# Xcf



## toddyy (23. September 2005)

HI was für ein Programm benötige ich für eine Grafikdatei mit der Endung XCF?


----------



## ullamar (24. September 2005)

Hallo,

XCF ist das GIMP eigene Dateiformat. 

Wenn GIMP ein Bild als XCF speichert, werden alle Informationen zum Bild abgespeichert: Pixeldaten für jede Ebene, aktuelle Auswahlen, zusätzliche Kanäle, Pfade und vieles mehr. Die Informationen zum Rückgängig machen von Operationen werden jedoch nicht gespeichert. 

Pixeldaten werden in unkomprimierter Form gespeichert: jedes Byte der Bildaten is gleich jedem Byte der Datei. Somit können XCF Dateien, in Abhängigkeit der Bildgröße in Pixel, verwendetem Farbraum und verwendeten Ebenen, sehr groß werden. Beispielsweise ein 1000x1000 Pixel grosses Bild im RGB Format mit drei Kanälen kann ein abgespeichertes XCF mit 100 Megabyte ergeben. Um die Dateigrössen dennoch etwas zu verkleinen, is es möglich externe programme zum Komprimieren der Daten zu verwenden. Hierfür kann GZIP oder BZIP2 benutzt werden, welche schnell, effizient und frei verfügbar sind. Durch die Benutzung dieser Kompressionsprogramme werden die Dateigrößen meist um den Faktor 10 verringert. 

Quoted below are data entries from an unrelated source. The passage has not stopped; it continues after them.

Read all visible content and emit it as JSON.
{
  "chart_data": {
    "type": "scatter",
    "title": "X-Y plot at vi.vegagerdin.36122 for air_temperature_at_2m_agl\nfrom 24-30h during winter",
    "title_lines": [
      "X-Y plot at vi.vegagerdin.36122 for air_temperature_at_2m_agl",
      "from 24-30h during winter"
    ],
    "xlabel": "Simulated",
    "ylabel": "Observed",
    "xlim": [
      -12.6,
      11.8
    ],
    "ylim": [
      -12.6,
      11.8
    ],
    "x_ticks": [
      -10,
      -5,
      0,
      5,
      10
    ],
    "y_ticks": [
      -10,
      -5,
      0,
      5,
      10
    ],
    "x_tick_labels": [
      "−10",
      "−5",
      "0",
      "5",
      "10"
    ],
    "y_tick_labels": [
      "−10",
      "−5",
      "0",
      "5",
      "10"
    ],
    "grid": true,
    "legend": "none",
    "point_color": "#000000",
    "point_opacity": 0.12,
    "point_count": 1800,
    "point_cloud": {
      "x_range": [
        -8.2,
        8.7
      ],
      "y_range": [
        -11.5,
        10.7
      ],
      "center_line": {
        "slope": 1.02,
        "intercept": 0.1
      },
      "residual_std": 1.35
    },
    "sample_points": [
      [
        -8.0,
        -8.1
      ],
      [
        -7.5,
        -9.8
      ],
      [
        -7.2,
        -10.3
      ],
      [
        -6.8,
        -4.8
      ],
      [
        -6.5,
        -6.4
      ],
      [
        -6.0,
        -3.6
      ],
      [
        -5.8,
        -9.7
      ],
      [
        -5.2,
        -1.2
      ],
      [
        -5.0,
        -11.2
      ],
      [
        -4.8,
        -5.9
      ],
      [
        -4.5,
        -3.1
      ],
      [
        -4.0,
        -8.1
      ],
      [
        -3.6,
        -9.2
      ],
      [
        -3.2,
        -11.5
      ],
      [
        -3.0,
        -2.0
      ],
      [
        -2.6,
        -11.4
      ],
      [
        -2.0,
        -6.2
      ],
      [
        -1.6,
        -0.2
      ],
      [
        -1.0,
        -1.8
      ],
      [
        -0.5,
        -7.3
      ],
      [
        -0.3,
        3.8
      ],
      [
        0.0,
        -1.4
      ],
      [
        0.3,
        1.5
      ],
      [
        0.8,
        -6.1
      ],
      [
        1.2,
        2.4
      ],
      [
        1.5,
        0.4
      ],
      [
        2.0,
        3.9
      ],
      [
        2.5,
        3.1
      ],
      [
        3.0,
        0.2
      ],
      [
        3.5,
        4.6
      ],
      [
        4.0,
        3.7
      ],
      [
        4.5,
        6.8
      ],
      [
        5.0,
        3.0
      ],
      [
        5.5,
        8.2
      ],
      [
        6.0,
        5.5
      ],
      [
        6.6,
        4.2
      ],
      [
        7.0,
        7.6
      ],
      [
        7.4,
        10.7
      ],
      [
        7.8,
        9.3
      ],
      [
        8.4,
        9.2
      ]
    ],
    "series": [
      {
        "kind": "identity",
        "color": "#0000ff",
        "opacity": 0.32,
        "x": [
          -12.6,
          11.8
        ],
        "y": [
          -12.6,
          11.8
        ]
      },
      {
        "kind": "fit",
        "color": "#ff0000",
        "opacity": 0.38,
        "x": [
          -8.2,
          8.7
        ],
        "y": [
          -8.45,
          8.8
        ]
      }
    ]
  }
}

Die GIMP Entwickler haben sich viel Mühe gegeben, das Format in jeder (älteren) GIMP Version lesbar zu halten. Jedoch steht einiges der neuen Funktionalität in älteren GIMP Versionen nicht mehr zur Verfügung, wie z.B. Textebenen. Solche speziellen Informationen werden einfach als normale Ebene importiert. 

(aus docs.gimp)


----------